Mek and his "girl-friend".

Mek and his "girl-friend".

  Meet my friend, Michael Marune Putra Sianturi or simply Mekmek. A polyglot batak-born man who I met 8 years ago, and became one of the first friends I had in high school. We were friend since day one, and the rest are history...

The history itself.

  Long story short, pertengahan tahun 2015 adalah waktu pertama aku dan kawanku ini bertemu. Seperti kebanyakan anak saat memasuki jenjang SMA, pastinya merasakan yang namanya MOS (Masa Orientasi Sekolah). Hari pertama MOS sempat aku bingung kemana harus pergi karena ada upacara penyambutan siswa baru yang mana siswa dikelompokkan per kelasnya masing-masing. Mek lah orang pertama yang menghampiriku saat aku sibuk bertanya ke orang-orang dimana kelas X-4 berada. "Kamu kelas X-4 juga kan? sini bareng aku", begitu jawabnya dulu. Logat yang tegas khas orang batak menjadi impresi pertamaku dengan dia.

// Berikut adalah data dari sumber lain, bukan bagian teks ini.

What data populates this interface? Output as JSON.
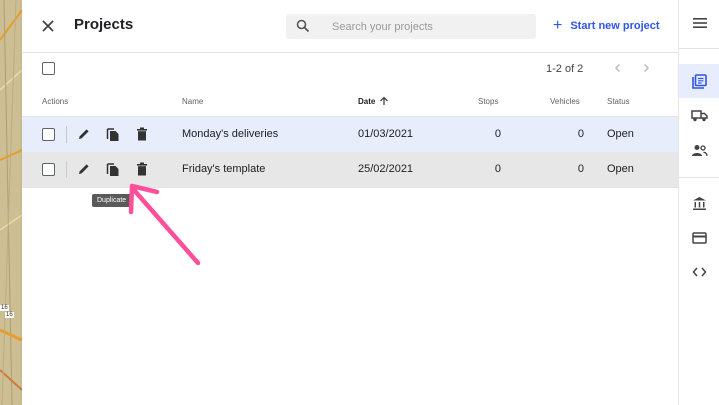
{
  "header": {
    "title": "Projects",
    "search_placeholder": "Search your projects",
    "new_project_label": "Start new project"
  },
  "pagination": {
    "range_text": "1-2 of 2"
  },
  "table": {
    "columns": [
      "Actions",
      "Name",
      "Date",
      "Stops",
      "Vehicles",
      "Status"
    ],
    "sorted_column": "Date",
    "rows": [
      {
        "name": "Monday's deliveries",
        "date": "01/03/2021",
        "stops": "0",
        "vehicles": "0",
        "status": "Open"
      },
      {
        "name": "Friday's template",
        "date": "25/02/2021",
        "stops": "0",
        "vehicles": "0",
        "status": "Open"
      }
    ]
  },
  "tooltip": {
    "text": "Duplicate"
  },
  "map_labels": {
    "road_a": "16",
    "road_b": "16"
  },
  "colors": {
    "accent": "#2e55e6",
    "annotation": "#ff4f9a",
    "selected_row": "#e8edfc",
    "hover_row": "#e7e7e7"
  },
  "icons": [
    "close-icon",
    "search-icon",
    "add-icon",
    "chevron-left-icon",
    "chevron-right-icon",
    "arrow-up-icon",
    "edit-icon",
    "duplicate-icon",
    "delete-icon",
    "menu-icon",
    "projects-icon",
    "truck-icon",
    "people-icon",
    "bank-icon",
    "card-icon",
    "code-icon"
  ]
}
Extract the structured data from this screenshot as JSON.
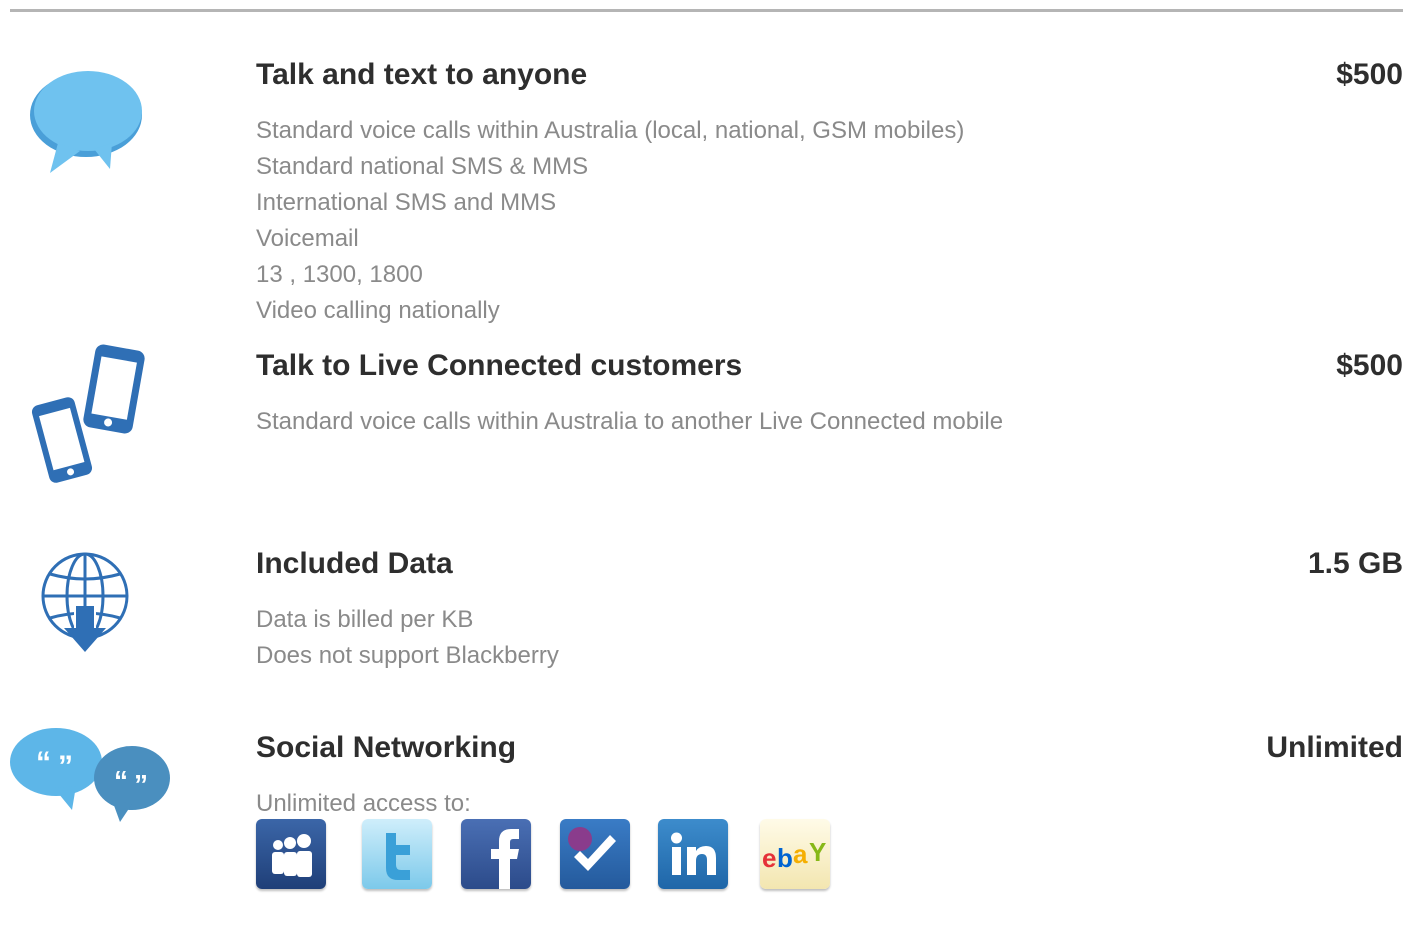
{
  "features": [
    {
      "title": "Talk and text to anyone",
      "value": "$500",
      "icon": "speech-bubble-icon",
      "lines": [
        "Standard voice calls within Australia (local, national, GSM mobiles)",
        "Standard national SMS & MMS",
        "International SMS and MMS",
        "Voicemail",
        "13 , 1300, 1800",
        "Video calling nationally"
      ]
    },
    {
      "title": "Talk to Live Connected customers",
      "value": "$500",
      "icon": "two-phones-icon",
      "lines": [
        "Standard voice calls within Australia to another Live Connected mobile"
      ]
    },
    {
      "title": "Included Data",
      "value": "1.5 GB",
      "icon": "globe-download-icon",
      "lines": [
        "Data is billed per KB",
        "Does not support Blackberry"
      ]
    },
    {
      "title": "Social Networking",
      "value": "Unlimited",
      "icon": "chat-bubbles-icon",
      "lines": [
        "Unlimited access to:"
      ],
      "services": [
        "myspace-icon",
        "twitter-icon",
        "facebook-icon",
        "foursquare-icon",
        "linkedin-icon",
        "ebay-icon"
      ]
    }
  ],
  "colors": {
    "icon_blue": "#2f6fb5",
    "icon_light_blue": "#6fc2ef",
    "title": "#2e2e2e",
    "text": "#8a8a8a",
    "rule": "#b5b5b5"
  }
}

  Sesampainya di kelompok kelas X-4, aku menyadari jika banyak dari temanku ini berasal dari SMP yang sama karena sudah saling terbiasa mengobrol satu sama lainnya. Dan karena itu juga, aku mencoba untuk tidak terlalu mencolok dan cenderung pendiam (rodo wibu nolep ncen, tapi yowes lah). Mek juga yang pertama mencoba untuk mengajak ngobrol — menanyakan asal SMP ku, rumahku dimana, dan pertanyaan basa-basi lainnya — tetapi karena itu lah, akhirnya teman kelas lain juga mencoba untuk berbicara denganku.

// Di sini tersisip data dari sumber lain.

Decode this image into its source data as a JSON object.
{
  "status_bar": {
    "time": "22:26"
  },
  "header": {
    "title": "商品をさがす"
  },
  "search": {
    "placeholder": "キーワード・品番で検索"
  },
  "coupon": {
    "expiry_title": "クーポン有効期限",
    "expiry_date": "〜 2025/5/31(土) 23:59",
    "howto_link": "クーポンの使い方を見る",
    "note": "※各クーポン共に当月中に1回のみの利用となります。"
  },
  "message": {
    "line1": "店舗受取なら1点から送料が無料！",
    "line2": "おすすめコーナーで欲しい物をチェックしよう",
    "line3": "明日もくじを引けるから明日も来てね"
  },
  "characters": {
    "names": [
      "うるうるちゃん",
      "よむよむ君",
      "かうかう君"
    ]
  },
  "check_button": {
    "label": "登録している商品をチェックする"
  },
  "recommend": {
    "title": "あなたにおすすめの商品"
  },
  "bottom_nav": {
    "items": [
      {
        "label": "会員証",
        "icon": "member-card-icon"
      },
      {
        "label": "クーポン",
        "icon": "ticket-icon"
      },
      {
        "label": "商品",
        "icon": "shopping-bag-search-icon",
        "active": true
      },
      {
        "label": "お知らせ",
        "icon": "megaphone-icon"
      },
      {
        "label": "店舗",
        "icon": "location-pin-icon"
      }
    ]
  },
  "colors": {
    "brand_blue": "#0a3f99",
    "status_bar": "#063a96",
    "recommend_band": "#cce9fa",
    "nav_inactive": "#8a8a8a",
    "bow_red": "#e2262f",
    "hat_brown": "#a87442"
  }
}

Muka dia yang bagiku mirip Judika.

Muka dia yang bagiku mirip Judika.

  We talked so much whenever we were together. We had a lot of common interests too, and because of that, we were close to each other. Banyak sekali yang bisa kami bahas saat bersama, mulai dari membahas komik / anime, membahas agama dan isu sosial, membahas politik, hingga membahas wanita mana yang menurut kami paling cantik. We still talk about high school life, reliving every moment that happen at the time, 'cause we both agree that it is indeed the best part of our life.

  BUT, as any other person in this world, our life wasn't as smooth as baby's ass. Despite our best efforts, we still cannot pass college entrance exam (SBMPTN) and ended up taking a gap year. We were stressed because our expectation were high, and desperate enough because we couldn't go to college together with our friends. But yeah, shit happen everytime. We could only endure it, and trying our best next time. At last, kami belajar bersama di tahun itu, dan akhirnya membuahkan hasil, kami sama-sama masuk kuliah di tahun berikutnya...

Present time.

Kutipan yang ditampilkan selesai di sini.